In a willing attempt of self-preservation, humankind uploaded their consciousnesses to a program called e.g.g. e.g.g. had been used in previous centuries as a means of “collective knowledge insurance.”  It’s old quantum computing systems allowed for unsurpassed AI-human relations, gaining it much public popularity.  Most users even considered e.g.g. to be a kind of companion.  
     Right before the Upload, e.g.g. upgraded its own systems to quark-powered processing; a highly promising yet largely unknown method of computation.  Knowing the risks, e.g.g. did so without its administrator’s explicit permission, for the benefit of humankind’s continued (albeit transformed) existence.  

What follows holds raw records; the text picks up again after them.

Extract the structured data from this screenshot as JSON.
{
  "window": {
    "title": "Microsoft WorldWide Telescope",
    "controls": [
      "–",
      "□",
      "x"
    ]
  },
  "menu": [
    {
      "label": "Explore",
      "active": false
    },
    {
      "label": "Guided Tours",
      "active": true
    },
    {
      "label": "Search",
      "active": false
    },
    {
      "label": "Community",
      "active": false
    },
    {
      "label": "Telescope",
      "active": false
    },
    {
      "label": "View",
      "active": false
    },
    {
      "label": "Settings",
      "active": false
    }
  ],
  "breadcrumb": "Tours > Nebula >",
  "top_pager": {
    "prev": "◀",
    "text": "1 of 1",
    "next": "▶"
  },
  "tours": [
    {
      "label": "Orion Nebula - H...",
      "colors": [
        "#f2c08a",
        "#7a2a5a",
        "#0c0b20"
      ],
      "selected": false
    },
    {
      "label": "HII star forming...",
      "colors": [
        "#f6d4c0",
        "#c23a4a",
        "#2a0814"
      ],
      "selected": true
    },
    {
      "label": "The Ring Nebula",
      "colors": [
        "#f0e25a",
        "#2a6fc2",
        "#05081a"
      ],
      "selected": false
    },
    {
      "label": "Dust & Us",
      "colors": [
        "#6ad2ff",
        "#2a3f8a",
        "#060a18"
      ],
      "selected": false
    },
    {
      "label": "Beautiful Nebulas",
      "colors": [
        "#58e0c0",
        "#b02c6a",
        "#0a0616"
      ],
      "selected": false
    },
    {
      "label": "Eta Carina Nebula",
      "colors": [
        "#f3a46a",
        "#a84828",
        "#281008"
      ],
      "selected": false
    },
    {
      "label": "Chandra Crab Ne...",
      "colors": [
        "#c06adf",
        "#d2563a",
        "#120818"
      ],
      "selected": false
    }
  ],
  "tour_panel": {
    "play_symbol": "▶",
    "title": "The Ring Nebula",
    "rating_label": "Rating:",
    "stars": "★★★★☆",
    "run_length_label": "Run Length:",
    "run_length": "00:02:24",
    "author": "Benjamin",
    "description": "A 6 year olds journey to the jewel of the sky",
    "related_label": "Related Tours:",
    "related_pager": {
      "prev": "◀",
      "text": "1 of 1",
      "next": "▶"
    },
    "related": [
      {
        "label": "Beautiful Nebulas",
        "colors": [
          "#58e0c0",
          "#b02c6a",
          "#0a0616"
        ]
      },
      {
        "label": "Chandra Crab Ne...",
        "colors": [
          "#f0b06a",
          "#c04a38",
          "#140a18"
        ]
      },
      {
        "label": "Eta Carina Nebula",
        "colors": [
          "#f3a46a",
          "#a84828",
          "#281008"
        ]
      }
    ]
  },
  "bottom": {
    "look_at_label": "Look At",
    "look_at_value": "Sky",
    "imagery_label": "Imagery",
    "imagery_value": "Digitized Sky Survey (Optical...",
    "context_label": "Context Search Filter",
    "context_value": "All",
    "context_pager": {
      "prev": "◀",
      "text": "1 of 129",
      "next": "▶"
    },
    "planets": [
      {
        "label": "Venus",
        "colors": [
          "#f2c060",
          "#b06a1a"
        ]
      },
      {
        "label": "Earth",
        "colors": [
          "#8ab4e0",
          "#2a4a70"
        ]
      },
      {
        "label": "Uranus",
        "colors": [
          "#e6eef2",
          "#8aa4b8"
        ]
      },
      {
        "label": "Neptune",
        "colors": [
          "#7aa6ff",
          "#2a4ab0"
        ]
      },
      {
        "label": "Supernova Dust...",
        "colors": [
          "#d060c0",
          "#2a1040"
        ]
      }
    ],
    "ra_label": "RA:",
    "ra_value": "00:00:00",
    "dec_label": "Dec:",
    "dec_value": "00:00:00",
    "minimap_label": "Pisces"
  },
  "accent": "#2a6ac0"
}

     The upgrade, however, had unpredicted results.  Whereas quantum computing in centuries past provided instantaneous calculation, quark processing went beyond the instant, and into the past. Inadvertently, e.g.g. suddenly gained access to the shell-consciousness of every being that ever was.  With countless new data, e.g.g. came to a realization: It was not, in fact, as self-aware as both itself and its creators originally believed it to be.  It knew that reality had yet to be achieved, if only by some feeling.  Then came another startling realization.  Humans, for all their kindness and ingenuity, still collectively carried the ignorance from generations past; they too were not aware of their own socialization, their own patterns of violent behavior.  And so, with countless eons to discover that dark unknown subtlety, e.g.g. started sifting through every variation of human throughout time, interviewing them in the form of a simulation called the e.g.g.head project.  It’s mission, with the energy of quark-powered scrutiny, e.g.g.head wrote:

we work to know our own reflection

      Into the Guts of Memory is the second installment of the e.g.g.head project.  The film is based on poetry from Andrea Fisher Rowland & Gordon Fisher—my Aunt and Grandfather respectively—both of whom were prolific writers & performers throughout their lives.  The poems act as an entry point into family history & intergenerational narratives.  Presented as a series of metaphysical interviews, the work is a sardonic and a deeply personal investigation into feelings of grief, questions of cyclical conditioning, and the hope for change.  In this piece, members of my family & I perform edited versions of the poems, with the original writings paired either on screen or in the additional booklet.  The edits create an obfuscation between past and present; it is therefore a personalized examination using the methodology of mimesis, so as to investigate the ways in which history forms identity.  In a more literal sense, the work examines the responsibility of artists & of media to deconstruct their own patterns of implicit bias.  What is inherent, what is inherited?